In our case, an aortopulmonary window was reported in the 5th child of this patient. This congenital heart defect has not been described in the offspring of women with corrected transposition of the great arteries.

Little is known about the incidence of cardiac defects in the offspring of women with ccTGA. Because of the small sample size and a lack of examination in all infants and unsuccessful pregnancies, the maternal transmission of congenital heart disease could not be assessed precisely [4]. Previously, only one case of congenital heart disease had been identified in a live newborn (hypoplastic left heart syndrome) [2].

Adults with congenital heart disease now form the largest group of women with cardiac disease becoming pregnant in the developed world. Cardiac resynchronization therapy demonstrated favorable clinical outcomes in congenitally corrected transposition of the great arteries and can allows pregnancies in women. Each woman with congenital heart disease presents a unique pattern of challenges for the cardiologist, obstetrician, and anesthesiologist, and their care should be tailored to deal with their individual circumstances.

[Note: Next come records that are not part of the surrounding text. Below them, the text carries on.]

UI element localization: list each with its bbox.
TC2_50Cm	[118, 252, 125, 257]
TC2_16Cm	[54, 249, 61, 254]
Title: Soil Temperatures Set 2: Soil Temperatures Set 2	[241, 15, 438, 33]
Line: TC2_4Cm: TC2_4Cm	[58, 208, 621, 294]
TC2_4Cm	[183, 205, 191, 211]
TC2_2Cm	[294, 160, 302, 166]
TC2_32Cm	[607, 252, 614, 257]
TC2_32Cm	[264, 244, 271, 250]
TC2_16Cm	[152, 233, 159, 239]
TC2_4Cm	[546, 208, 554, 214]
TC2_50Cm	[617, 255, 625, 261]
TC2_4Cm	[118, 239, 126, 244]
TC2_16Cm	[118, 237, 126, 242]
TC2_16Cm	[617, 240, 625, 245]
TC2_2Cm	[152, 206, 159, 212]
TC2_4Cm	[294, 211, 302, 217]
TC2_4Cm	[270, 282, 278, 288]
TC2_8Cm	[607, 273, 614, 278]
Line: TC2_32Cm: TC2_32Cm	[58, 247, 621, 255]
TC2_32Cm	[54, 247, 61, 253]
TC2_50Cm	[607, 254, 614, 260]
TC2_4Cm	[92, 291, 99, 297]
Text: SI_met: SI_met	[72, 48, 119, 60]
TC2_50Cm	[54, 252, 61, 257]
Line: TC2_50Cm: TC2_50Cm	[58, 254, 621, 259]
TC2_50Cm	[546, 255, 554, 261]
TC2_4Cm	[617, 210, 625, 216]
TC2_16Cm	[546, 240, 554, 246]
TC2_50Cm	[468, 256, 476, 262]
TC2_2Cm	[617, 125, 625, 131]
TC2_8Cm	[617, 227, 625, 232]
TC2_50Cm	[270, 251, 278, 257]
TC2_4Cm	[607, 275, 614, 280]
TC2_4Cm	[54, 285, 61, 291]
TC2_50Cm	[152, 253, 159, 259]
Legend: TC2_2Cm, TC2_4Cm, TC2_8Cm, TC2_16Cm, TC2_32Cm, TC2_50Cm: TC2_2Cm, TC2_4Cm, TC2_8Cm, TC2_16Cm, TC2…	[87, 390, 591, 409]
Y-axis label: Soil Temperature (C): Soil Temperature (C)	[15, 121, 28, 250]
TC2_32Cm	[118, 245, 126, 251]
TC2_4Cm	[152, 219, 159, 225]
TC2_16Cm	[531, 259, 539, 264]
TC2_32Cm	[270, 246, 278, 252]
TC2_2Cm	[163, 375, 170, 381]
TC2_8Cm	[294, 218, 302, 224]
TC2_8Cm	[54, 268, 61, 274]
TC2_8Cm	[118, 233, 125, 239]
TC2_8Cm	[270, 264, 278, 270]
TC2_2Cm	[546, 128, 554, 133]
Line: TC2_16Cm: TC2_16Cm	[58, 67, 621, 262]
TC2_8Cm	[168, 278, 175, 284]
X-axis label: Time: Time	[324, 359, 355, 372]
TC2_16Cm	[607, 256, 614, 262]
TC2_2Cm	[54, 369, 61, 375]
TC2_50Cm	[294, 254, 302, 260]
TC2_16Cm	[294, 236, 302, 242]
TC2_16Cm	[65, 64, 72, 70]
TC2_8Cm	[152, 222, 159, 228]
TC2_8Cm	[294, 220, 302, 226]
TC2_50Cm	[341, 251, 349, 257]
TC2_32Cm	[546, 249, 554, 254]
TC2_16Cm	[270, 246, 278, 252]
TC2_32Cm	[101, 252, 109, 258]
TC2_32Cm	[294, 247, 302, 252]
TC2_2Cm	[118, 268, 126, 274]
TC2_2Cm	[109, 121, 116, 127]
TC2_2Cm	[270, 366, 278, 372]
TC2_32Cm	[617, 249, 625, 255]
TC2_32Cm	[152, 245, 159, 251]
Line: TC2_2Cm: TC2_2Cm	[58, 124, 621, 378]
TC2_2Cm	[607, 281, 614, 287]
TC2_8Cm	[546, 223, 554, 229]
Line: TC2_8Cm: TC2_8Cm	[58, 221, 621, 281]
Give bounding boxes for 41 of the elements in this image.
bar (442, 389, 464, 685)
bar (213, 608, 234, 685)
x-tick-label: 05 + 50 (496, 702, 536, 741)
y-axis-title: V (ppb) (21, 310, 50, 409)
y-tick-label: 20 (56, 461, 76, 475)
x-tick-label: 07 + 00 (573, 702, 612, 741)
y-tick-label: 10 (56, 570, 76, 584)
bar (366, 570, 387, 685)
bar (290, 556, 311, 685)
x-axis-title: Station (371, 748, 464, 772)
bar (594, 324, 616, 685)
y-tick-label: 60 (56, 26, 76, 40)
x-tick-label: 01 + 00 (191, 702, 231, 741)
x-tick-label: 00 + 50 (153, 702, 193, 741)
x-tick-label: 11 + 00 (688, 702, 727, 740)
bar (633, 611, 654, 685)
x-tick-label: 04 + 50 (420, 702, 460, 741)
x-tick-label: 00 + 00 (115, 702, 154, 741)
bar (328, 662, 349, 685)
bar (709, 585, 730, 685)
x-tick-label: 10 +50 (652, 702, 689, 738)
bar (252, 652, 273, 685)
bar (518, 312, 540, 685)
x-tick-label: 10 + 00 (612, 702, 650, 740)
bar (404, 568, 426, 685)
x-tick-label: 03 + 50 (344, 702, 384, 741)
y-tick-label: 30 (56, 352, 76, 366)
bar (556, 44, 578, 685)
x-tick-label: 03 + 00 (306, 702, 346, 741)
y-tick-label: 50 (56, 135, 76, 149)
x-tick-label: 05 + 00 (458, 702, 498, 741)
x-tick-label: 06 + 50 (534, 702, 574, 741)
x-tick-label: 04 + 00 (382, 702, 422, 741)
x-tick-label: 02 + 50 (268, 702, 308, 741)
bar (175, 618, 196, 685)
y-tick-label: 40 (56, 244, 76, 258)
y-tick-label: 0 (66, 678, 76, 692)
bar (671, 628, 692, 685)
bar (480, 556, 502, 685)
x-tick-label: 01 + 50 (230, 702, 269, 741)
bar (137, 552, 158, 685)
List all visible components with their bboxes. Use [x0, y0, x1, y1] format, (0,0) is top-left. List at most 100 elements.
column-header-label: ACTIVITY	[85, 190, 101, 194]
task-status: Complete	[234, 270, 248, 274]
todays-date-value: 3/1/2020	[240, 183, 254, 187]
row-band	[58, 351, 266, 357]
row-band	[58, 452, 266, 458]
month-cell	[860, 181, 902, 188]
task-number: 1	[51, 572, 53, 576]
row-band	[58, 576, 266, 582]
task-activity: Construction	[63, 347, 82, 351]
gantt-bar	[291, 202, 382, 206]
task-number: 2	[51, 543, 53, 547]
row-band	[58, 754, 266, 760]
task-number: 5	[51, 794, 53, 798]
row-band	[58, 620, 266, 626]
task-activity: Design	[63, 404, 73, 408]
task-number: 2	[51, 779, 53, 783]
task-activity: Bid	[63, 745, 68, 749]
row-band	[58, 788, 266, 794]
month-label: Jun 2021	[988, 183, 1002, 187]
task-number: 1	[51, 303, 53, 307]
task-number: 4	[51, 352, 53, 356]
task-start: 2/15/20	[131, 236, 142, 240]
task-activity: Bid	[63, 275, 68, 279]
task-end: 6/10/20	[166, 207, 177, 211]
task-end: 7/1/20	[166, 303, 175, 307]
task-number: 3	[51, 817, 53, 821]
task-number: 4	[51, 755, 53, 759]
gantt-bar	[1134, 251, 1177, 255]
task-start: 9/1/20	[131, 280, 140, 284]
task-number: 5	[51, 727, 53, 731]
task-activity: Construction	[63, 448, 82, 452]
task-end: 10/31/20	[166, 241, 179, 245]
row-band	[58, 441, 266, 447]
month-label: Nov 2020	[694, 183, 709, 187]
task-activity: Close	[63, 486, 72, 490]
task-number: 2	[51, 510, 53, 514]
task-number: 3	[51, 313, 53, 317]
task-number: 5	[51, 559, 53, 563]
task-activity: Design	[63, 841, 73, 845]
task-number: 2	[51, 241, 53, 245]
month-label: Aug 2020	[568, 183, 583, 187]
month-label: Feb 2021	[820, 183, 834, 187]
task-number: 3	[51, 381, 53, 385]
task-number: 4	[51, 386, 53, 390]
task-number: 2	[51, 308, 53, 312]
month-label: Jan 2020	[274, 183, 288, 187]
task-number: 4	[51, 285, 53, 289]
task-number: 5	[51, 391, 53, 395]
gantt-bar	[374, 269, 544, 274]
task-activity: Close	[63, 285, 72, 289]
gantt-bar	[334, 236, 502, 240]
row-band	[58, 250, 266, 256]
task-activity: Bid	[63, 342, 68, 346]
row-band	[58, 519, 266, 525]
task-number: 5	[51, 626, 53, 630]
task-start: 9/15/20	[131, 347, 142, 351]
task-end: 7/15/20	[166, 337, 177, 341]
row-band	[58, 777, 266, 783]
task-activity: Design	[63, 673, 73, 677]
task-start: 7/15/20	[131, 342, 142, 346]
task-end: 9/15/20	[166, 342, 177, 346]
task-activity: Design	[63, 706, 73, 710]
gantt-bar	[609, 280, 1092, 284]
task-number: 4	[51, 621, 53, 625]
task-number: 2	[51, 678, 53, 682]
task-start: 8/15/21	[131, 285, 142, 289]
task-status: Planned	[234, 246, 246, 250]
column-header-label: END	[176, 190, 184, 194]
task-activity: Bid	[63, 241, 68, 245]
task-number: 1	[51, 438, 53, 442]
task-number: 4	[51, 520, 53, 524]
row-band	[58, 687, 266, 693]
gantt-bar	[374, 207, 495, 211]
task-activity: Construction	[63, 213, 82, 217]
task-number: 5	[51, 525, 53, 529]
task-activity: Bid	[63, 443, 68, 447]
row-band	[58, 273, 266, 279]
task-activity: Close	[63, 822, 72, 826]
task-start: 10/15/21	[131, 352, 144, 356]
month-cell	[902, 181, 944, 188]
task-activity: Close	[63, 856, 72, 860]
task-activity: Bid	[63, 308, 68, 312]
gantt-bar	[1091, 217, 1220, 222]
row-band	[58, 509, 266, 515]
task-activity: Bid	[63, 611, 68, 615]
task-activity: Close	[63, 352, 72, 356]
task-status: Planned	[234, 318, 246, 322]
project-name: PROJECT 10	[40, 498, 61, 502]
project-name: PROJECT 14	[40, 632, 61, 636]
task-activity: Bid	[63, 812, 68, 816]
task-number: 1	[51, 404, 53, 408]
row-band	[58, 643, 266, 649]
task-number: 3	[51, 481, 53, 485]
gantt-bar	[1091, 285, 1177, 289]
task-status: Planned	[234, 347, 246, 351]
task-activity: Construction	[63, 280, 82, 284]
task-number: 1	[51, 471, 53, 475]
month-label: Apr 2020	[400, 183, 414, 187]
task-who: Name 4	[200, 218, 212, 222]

The authors have no conflicts of interest.

SO and SK conceived of this case report. RG and EN helped to draft the manuscript. All authors read and approved the final manuscript.

Figure 1: Electrocardiogram (ECG) on admission showing complete heart block with a relatively wide QRS complex escape rhythm.

Figure 2: Coronary Sinus (CS) angiogram showing the CS tributaries in Right Anterior Oblique view 30 (RAO 30°).

Figure 3: The location of the atrial and ventricular leads in Left Anterior Oblique view (LAO 30°) (Panel A) and antero-posterior view (Panel B).

Figure 4: ECG after resynchronization therapy.